11. Chen, A.G. et al.: KL-Regularized Reinforcement Learning is Designed to Mode Collapse. (2025) https://doi.org/10.48550/arXiv.2510.20817
The reverse KL divergence DKL(πθ∥πref)
Crucially, the theoretical foundation underlying its methodology is being challenged by recent research. The paper uses reverse KL divergence as the core regularization term. However, recent studies have systematically rejected the intuition of simply transferring "mode-seeking" from generative models to reinforcement learning, showing that under common settings of low regularization strength and equivalent rewards, the KL-regularized objective itself leads to a unimodal optimal distribution, structurally suppressing output diversity [11]. This suggests that the claimed potential to "explore advanced, non-human reasoning paths" may be inherently constrained by the algorithm's own tendency toward "mode collapse." Consistently, a large body of empirical research also confirms that reinforcement learning training systematically induces "entropy collapse" in large language models, manifested as diminished output diversity, which is particularly pronounced in tasks requiring creativity.
Therefore, the phenomena observed in the paper, interpreted as the "emergence of reasoning ability" (such as the continuously increasing length of thought chains), need to be rigorously distinguished from another possibility: is this truly a deepening of the model's intelligence, or is it the model exhibiting saturation-style optimization within a limited pattern, or even falling into repetitive expression?
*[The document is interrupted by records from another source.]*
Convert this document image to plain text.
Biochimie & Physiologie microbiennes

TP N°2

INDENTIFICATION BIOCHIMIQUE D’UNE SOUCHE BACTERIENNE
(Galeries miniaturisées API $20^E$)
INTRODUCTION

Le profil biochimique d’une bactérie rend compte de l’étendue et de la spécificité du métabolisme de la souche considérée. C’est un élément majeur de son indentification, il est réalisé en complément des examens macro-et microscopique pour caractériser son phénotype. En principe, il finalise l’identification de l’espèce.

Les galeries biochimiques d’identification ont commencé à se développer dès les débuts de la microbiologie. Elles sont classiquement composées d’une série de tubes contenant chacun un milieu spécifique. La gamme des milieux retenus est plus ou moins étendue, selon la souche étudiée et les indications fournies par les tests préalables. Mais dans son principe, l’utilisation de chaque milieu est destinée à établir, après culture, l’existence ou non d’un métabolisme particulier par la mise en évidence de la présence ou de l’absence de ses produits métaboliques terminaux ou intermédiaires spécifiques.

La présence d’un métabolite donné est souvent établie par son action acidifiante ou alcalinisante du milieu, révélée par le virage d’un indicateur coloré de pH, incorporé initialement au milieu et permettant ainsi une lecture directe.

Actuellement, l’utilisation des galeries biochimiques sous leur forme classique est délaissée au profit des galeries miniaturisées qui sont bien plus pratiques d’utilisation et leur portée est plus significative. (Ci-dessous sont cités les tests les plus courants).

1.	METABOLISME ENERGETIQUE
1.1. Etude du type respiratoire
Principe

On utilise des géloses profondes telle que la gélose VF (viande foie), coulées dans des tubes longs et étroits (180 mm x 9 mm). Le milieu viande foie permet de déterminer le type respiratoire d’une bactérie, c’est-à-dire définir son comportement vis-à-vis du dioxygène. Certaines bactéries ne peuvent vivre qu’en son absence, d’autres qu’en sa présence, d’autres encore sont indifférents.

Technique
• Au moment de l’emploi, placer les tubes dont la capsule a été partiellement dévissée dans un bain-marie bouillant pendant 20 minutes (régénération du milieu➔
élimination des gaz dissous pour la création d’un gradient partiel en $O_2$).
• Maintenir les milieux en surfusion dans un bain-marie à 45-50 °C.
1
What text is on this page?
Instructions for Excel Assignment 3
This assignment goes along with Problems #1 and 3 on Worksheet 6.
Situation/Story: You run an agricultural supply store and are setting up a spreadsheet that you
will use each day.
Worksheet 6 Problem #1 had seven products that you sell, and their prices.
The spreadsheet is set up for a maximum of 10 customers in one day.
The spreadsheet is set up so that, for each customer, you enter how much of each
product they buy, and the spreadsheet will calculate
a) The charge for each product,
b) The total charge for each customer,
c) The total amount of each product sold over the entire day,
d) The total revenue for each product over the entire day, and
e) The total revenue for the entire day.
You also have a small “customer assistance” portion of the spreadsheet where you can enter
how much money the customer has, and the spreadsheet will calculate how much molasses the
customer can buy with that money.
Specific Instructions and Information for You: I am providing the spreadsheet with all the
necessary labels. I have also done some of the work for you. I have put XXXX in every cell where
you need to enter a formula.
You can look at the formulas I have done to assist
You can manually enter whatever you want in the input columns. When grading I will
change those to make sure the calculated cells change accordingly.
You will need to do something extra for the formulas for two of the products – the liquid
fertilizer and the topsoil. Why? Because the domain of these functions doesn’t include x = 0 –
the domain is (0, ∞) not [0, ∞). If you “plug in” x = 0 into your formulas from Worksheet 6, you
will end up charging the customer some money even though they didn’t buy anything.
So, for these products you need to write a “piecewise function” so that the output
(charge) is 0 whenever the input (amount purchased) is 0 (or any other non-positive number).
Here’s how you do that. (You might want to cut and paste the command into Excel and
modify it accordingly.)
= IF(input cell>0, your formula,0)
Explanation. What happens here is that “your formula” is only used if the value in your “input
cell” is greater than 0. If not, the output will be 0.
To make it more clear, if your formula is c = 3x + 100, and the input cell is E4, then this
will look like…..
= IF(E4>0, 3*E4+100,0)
The peer review process of the study has also pointed out that several of its design decisions lack corresponding empirical evidence, indicating that to support its core claims, more thorough methodological validation and controlled experiments are necessary (for example, ablation studies on the choice of regularization terms and components of the reward function) to rule out the above alternative explanations.
This may suggest that future research aiming to construct truly robust and creative reasoning models must directly address the challenge of entropy collapse. Promising approaches are beginning to emerge, including count-based intrinsic exploration rewards to encourage models to cover a broader solution space; or designing dynamic regularization strategies that balance reward optimization and distribution breadth during training. These ideas, emerging from the latest community research, offer more refined control tools over training the next generation of large language models than relying solely on KL regularization.